Nell’aula le deputate biancovestite oscillano mostrando disapprovazione, ma nei bar, tavole calde, Starbucks e ovunque il popolo americano stia azzannando un hamburger o una pizza, i commenti che raccolgono le telecamere delle televisioni sono per lo più entusiasti: gran Presidente, un uomo unificante, grande successo. Naturalmente i democratici, intesi come elettorato, stanno passando un momentaccio e si sentono giocati. L’effetto dell’operazione impeachment voluta da Nancy Pelosi finora ha fatto una sola vittima: il povero candidato Biden, l’ex vicepresidente di Barack Obama, quello che secondo l’accusa sarebbe stato bersagliato in maniera illegale e anzi criminale dall’uomo della Casa Bianca per farlo apparire un corrotto.

Purtroppo, stando ai primi risultati dell’Iowa, pare proprio che Biden stia diventando un’anatra zoppa. E per i democratici è una rovina perché Biden è il candidato centrista che può competere con Trump, mentre una vittoria di Barnie Senders o della Warren nelle primarie costringerebbe il partito ad assumere posizioni di sinistra radicale. Perderebbero. Naturalmente a questo punto si dovrebbe parlare e lo faremo presto, del nuovo candidato a sorpresa Pete Buttigieg che è la prova della capacità americana di sparigliare e di imporre l’outsider proprio mentre scoppia il caso dell’organizzazione del caucus dell’Iowa che ha mandato a puttane l’immagine stessa del Partito democratico. Naturalmente tutti questi elementi contribuiscono oggi a ingigantire il successo di Trump che si presenta come l’imperatore in trionfo sul carro, mentre i sacerdoti sono costretti a ricordargli che è mortale.

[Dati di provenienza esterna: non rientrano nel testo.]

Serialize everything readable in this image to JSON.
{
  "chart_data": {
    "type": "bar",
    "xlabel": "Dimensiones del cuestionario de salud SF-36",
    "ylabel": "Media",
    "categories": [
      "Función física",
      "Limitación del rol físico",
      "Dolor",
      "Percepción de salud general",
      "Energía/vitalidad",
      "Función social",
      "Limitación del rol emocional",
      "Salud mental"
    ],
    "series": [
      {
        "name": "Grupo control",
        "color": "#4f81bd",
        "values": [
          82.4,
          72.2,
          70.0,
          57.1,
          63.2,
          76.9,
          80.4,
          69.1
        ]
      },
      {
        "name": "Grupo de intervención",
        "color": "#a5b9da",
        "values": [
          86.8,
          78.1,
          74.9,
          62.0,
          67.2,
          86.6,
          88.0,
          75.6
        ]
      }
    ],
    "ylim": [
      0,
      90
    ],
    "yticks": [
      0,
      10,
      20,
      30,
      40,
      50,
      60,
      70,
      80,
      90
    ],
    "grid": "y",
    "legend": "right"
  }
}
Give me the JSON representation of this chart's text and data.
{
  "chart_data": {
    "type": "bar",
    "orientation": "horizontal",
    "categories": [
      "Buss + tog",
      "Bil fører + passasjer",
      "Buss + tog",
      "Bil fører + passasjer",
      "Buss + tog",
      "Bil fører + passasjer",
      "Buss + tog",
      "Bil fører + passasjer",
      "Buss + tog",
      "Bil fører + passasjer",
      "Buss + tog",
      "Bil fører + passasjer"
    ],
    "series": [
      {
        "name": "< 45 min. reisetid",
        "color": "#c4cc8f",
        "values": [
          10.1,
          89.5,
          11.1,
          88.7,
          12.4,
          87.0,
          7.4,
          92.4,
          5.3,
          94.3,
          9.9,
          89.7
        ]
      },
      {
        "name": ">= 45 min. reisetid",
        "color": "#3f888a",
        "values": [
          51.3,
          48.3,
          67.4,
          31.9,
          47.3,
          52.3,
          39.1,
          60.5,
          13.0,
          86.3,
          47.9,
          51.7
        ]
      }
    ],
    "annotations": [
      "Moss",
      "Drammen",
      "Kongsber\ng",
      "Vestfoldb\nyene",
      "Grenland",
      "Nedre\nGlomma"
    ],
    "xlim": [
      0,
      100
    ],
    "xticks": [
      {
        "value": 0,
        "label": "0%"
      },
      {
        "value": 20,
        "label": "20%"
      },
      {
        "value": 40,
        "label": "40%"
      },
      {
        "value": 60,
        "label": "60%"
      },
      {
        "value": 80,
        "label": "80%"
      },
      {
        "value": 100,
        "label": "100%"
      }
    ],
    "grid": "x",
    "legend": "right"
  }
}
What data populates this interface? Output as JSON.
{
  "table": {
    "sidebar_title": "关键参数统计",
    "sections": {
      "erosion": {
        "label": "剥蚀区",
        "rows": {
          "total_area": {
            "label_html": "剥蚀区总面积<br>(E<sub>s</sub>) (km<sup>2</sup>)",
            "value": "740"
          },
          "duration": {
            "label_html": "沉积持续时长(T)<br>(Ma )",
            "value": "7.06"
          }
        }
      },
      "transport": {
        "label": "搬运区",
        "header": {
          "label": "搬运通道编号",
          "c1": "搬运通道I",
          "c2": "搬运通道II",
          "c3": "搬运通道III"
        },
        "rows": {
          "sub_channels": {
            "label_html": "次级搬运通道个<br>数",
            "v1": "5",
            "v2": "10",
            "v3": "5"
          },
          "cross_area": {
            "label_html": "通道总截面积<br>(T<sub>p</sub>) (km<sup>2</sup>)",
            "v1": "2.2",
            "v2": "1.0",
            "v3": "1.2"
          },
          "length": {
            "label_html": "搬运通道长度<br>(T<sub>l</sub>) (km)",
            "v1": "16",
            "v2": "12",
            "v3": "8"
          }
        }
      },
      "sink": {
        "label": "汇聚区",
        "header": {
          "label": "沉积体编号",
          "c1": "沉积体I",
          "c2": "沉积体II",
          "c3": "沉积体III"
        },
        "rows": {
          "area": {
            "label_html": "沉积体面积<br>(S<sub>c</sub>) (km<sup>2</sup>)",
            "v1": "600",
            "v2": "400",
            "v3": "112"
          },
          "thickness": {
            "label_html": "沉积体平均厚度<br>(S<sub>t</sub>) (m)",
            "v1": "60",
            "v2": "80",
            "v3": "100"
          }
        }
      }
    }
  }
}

Il Trump dello speech sullo stato dell’Unione è apparso molto forte, ma potrebbe teoricamente crollare soltanto se il partito avversario trovasse un candidato con una personalità tale da stargli di fronte. Trump deride attraverso i social, pronuncia il discorso del trionfo, si attribuisce ogni merito e successo inseguito dai commentatori di sinistra secondo cui l’America è un gigante con i piedi d’argilla e che di qui a novembre lo Stato dell’Unione potrebbe diventare pessimo e The Donald vulnerabile al punto di poter potrebbe essere battuto. Tutto può essere, ma noi ci spingiamo spericolatamente verso una previsione su cui non scommettiamo molto, ma almeno una introvabile banconota da due dollari: allo stato attuale, Trump vince.

Vince perché i democratici sono in confusione politica incapaci di decidere fra una politica nettamente socialista come quella di Bernie Sanders e una politica centrista ma fortemente innovativa. Questa seconda linea potrebbe essere quella vincente per un giovanotto di ottime speranze come Pete dal cognome impronunciabile (decine di sketch su come diavolo si chiama e si dice quel cognome di origine maltese) il quale però sarà buono per la prossima volta. Stavolta Buttigieg farà tutto il suo cursus honorum ma dovrà vedersela con l’establishment che è contro di lui. Se non ce la farà a imporsi, si preparerà come sempre succede ai giovani talenti presidenziali, per il prossimo giro quando i tempi saranno maturi. Oggi il tempo sembra dalla parte di The Donald, a una condizione: che da qui a novembre tutto vada bene, che non ci siano crack improvvisi e che anche l’occupazione seguiti ad andare a gonfie vele e premi per la prima volta i cittadini afroamericani, mai così stipendiati e in progresso sociale, mai così in distacco progressivo dall’apparato clintoniano del partito dell’asino.